La Légende du berger Kaldi

Une version fait remonter la découverte du café vers 850 en Abyssinie, l’actuelle Éthiopie.

Un berger nommé Kaldi, observa que ses chèvres furent excitées après avoir mangé les baies rouges qui poussèrent sur un arbuste. Kaldi gouta les baies et ressenti un effet stimulant.

Heureux de sa découverte, il apporta une branche de l’arbuste à un moine. Malheureusement pour Kaldi, le moine désapprouva ces fèves maléfiques et les jeta dans le feu. Quelques minutes après, une merveilleuse odeur de café torréfié rempli la pièce et attira les autres moines du monastère. Les graines grillées furent retirées du feu, broyées et mélangées avec de l’eau pour obtenir la première tasse de café.

Une autre légende raconte que ce moine, après avoir observé l’agitation des chèvres qui consommaient ces baies, aurait eu l’idée de faire bouillir les grains afin d’obtenir une potion qui l’aiderait à demeurer éveillé les nuits de prières. Bien que romantique à souhait, ces histoires correspondent aux faits car Kaffa est connu en Ethiopie pour être le berceau du café.

Le mot « café » provient probablement de l’arabe  » qahwah « , tandis que certains linguistes affirment qu’il provient du mot Kaffa, du nom de la province d’Éthiopie où il fut découvert.

Nous savons toutefois avec certitude que les esclaves capturés dans le Soudan et expédiés vers le Yémen et l’Arabie par le grand port de l’époque, Moka, mangèrent la chair succulente des cerises de café. Il est certain que le café fut cultivé au Yémen dès le 15e siècle et vraisemblablement bien avant.

A l’époque, Moka était le principal port d’embarquement pour la traversée vers La Mecque et l’une des villes les plus animées du monde.
La rumeur de l’effet dynamisant de la boisson se répandit et les pays arabes commencèrent à le cultiver dans un but commercial. Dés le départ, le café connu un succès si fulgurant qu’on le buvait chez soi ou dans les premiers cafés  nommé   » Kaveh kanes  » qui ouvrirent dans tous le proche orient.
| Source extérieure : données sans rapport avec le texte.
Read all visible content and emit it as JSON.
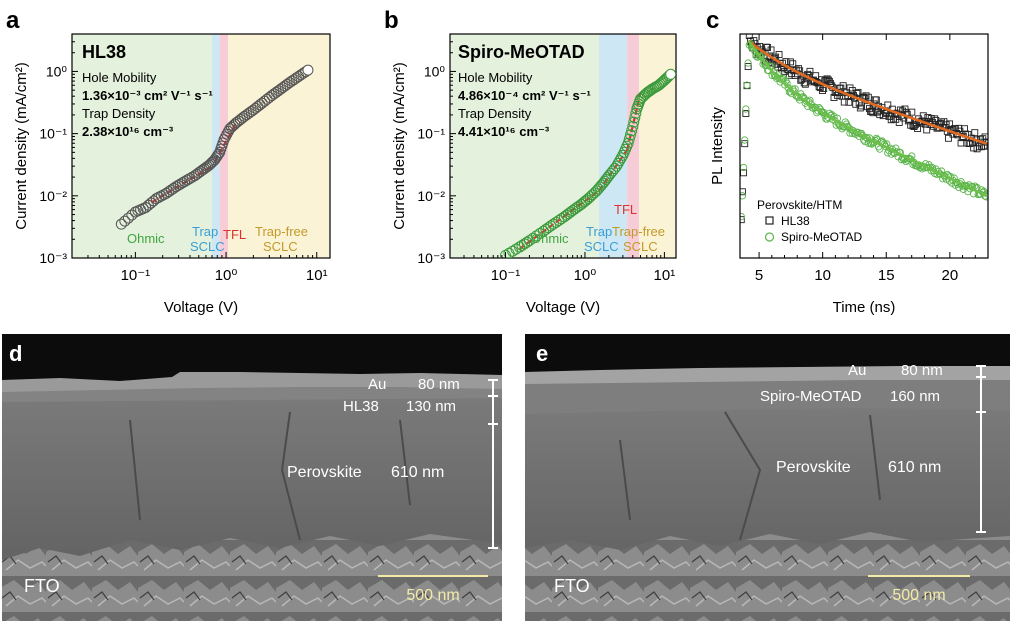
{
  "panels": {
    "a": {
      "letter": "a",
      "sample": "HL38",
      "mobility_label": "Hole Mobility",
      "mobility_value": "1.36×10⁻³ cm² V⁻¹ s⁻¹",
      "trap_label": "Trap Density",
      "trap_value": "2.38×10¹⁶ cm⁻³",
      "region_ohmic": "Ohmic",
      "region_trap1": "Trap",
      "region_trap2": "SCLC",
      "region_tfl": "TFL",
      "region_free1": "Trap-free",
      "region_free2": "SCLC"
    },
    "b": {
      "letter": "b",
      "sample": "Spiro-MeOTAD",
      "mobility_label": "Hole Mobility",
      "mobility_value": "4.86×10⁻⁴ cm² V⁻¹ s⁻¹",
      "trap_label": "Trap Density",
      "trap_value": "4.41×10¹⁶ cm⁻³",
      "region_ohmic": "Ohmic",
      "region_trap1": "Trap",
      "region_trap2": "SCLC",
      "region_tfl": "TFL",
      "region_free1": "Trap-free",
      "region_free2": "SCLC"
    },
    "c": {
      "letter": "c",
      "legend_title": "Perovskite/HTM",
      "legend_hl38": "HL38",
      "legend_spiro": "Spiro-MeOTAD"
    },
    "d": {
      "letter": "d",
      "au": "Au",
      "au_t": "80 nm",
      "htm": "HL38",
      "htm_t": "130 nm",
      "pvk": "Perovskite",
      "pvk_t": "610 nm",
      "fto": "FTO",
      "scale": "500 nm"
    },
    "e": {
      "letter": "e",
      "au": "Au",
      "au_t": "80 nm",
      "htm": "Spiro-MeOTAD",
      "htm_t": "160 nm",
      "pvk": "Perovskite",
      "pvk_t": "610 nm",
      "fto": "FTO",
      "scale": "500 nm"
    }
  },
  "chart_data": [
    {
      "type": "scatter",
      "panel": "a",
      "xlabel": "Voltage (V)",
      "ylabel": "Current density (mA/cm²)",
      "xscale": "log",
      "yscale": "log",
      "xlim": [
        0.02,
        14
      ],
      "ylim": [
        0.001,
        4
      ],
      "xticks": [
        0.1,
        1,
        10
      ],
      "xtick_labels": [
        "10⁻¹",
        "10⁰",
        "10¹"
      ],
      "yticks": [
        0.001,
        0.01,
        0.1,
        1
      ],
      "ytick_labels": [
        "10⁻³",
        "10⁻²",
        "10⁻¹",
        "10⁰"
      ],
      "regions": [
        {
          "name": "Ohmic",
          "x0": 0.02,
          "x1": 0.7,
          "color": "#e4f1dd"
        },
        {
          "name": "Trap SCLC",
          "x0": 0.7,
          "x1": 0.85,
          "color": "#cde7f4"
        },
        {
          "name": "TFL",
          "x0": 0.85,
          "x1": 1.05,
          "color": "#f6cdd6"
        },
        {
          "name": "Trap-free SCLC",
          "x0": 1.05,
          "x1": 14,
          "color": "#fbf3d6"
        }
      ],
      "series": [
        {
          "marker": "open-circle",
          "color": "#555555",
          "x": [
            0.07,
            0.1,
            0.13,
            0.17,
            0.22,
            0.28,
            0.35,
            0.45,
            0.55,
            0.65,
            0.75,
            0.85,
            0.95,
            1.1,
            1.3,
            1.6,
            2.0,
            2.5,
            3.2,
            4.0,
            5.0,
            6.3,
            8.0
          ],
          "y": [
            0.0035,
            0.0055,
            0.0065,
            0.009,
            0.011,
            0.014,
            0.017,
            0.021,
            0.026,
            0.031,
            0.038,
            0.05,
            0.08,
            0.12,
            0.15,
            0.19,
            0.24,
            0.31,
            0.41,
            0.52,
            0.66,
            0.83,
            1.05
          ]
        }
      ],
      "fit_segments": [
        {
          "color": "#e03030",
          "x": [
            0.15,
            0.7
          ],
          "y": [
            0.0078,
            0.03
          ]
        },
        {
          "color": "#e03030",
          "x": [
            0.75,
            1.3
          ],
          "y": [
            0.035,
            0.15
          ]
        }
      ]
    },
    {
      "type": "scatter",
      "panel": "b",
      "xlabel": "Voltage (V)",
      "ylabel": "Current density (mA/cm²)",
      "xscale": "log",
      "yscale": "log",
      "xlim": [
        0.02,
        14
      ],
      "ylim": [
        0.001,
        4
      ],
      "xticks": [
        0.1,
        1,
        10
      ],
      "xtick_labels": [
        "10⁻¹",
        "10⁰",
        "10¹"
      ],
      "yticks": [
        0.001,
        0.01,
        0.1,
        1
      ],
      "ytick_labels": [
        "10⁻³",
        "10⁻²",
        "10⁻¹",
        "10⁰"
      ],
      "regions": [
        {
          "name": "Ohmic",
          "x0": 0.02,
          "x1": 1.5,
          "color": "#e4f1dd"
        },
        {
          "name": "Trap SCLC",
          "x0": 1.5,
          "x1": 3.4,
          "color": "#cde7f4"
        },
        {
          "name": "TFL",
          "x0": 3.4,
          "x1": 4.8,
          "color": "#f6cdd6"
        },
        {
          "name": "Trap-free SCLC",
          "x0": 4.8,
          "x1": 14,
          "color": "#fbf3d6"
        }
      ],
      "series": [
        {
          "marker": "open-circle",
          "color": "#3a9a3a",
          "x": [
            0.1,
            0.15,
            0.2,
            0.3,
            0.4,
            0.55,
            0.7,
            0.9,
            1.1,
            1.4,
            1.7,
            2.0,
            2.5,
            3.0,
            3.5,
            4.0,
            4.5,
            5.0,
            6.0,
            7.0,
            8.5,
            10.0,
            12.0
          ],
          "y": [
            0.0011,
            0.0015,
            0.0019,
            0.0027,
            0.0035,
            0.0046,
            0.0058,
            0.0073,
            0.009,
            0.012,
            0.016,
            0.021,
            0.03,
            0.045,
            0.07,
            0.13,
            0.25,
            0.36,
            0.45,
            0.52,
            0.6,
            0.72,
            0.9
          ]
        }
      ],
      "fit_segments": [
        {
          "color": "#e03030",
          "x": [
            0.15,
            1.5
          ],
          "y": [
            0.0014,
            0.012
          ]
        },
        {
          "color": "#e03030",
          "x": [
            1.5,
            3.4
          ],
          "y": [
            0.012,
            0.055
          ]
        },
        {
          "color": "#e03030",
          "x": [
            3.4,
            5.0
          ],
          "y": [
            0.055,
            0.45
          ]
        }
      ]
    },
    {
      "type": "scatter",
      "panel": "c",
      "xlabel": "Time (ns)",
      "ylabel": "PL Intensity",
      "xlim": [
        3.5,
        23
      ],
      "xticks": [
        5,
        10,
        15,
        20
      ],
      "xtick_labels": [
        "5",
        "10",
        "15",
        "20"
      ],
      "yscale": "log",
      "ylim": [
        0.015,
        1.15
      ],
      "ytick_labels": [],
      "series": [
        {
          "name": "HL38",
          "marker": "open-square",
          "color": "#222222",
          "fit_color": "#e06a20",
          "decay": [
            {
              "amp": 0.35,
              "tau": 2.5
            },
            {
              "amp": 0.65,
              "tau": 12.0
            }
          ]
        },
        {
          "name": "Spiro-MeOTAD",
          "marker": "open-circle",
          "color": "#5ab44a",
          "fit_color": "#6ec04a",
          "decay": [
            {
              "amp": 0.55,
              "tau": 1.8
            },
            {
              "amp": 0.45,
              "tau": 8.5
            }
          ]
        }
      ]
    }
  ]
}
La Mecque, Constantinople, le Caire et biens d’autres grandes villes de cette région ouvrirent également des cafés qui furent vite devenus des lieux d’échanges où les gens se retrouvèrent pour discuter, écouter de la musique, faire du commerce ou encore jouer aux échecs.
Ils sont rapidement devenus des lieux très fréquentés où tout le monde pouvaient se retrouver pour le prix symbolique d’un café. Les cafés  sont bientôt devenus des centres d’activité politique et furent interdits. Le café et les cafés furent interdits plusieurs fois au cours des décennies suivantes mais ils réapparaissaient toujours. Puis, une solution a été trouvée : c’est le début de la taxe.
De plus, nombre de visiteurs ont été séduits par le café, dont notamment les pèlerins qui se rendaient à la Mecque et retournaient chez eux en parlant de cette boisson énergisante naturelle. Prenant conscience de la valeur de ce merveilleux breuvage, les producteurs arabes protégèrent leurs monopoles et appliquèrent une politique stricte de non exportation des graines fertiles de façon à ce que le café ne puisse pas être cultivé ailleurs. Les étrangers ne sont par ailleurs, pas autorisés à visiter les plantations de cafés.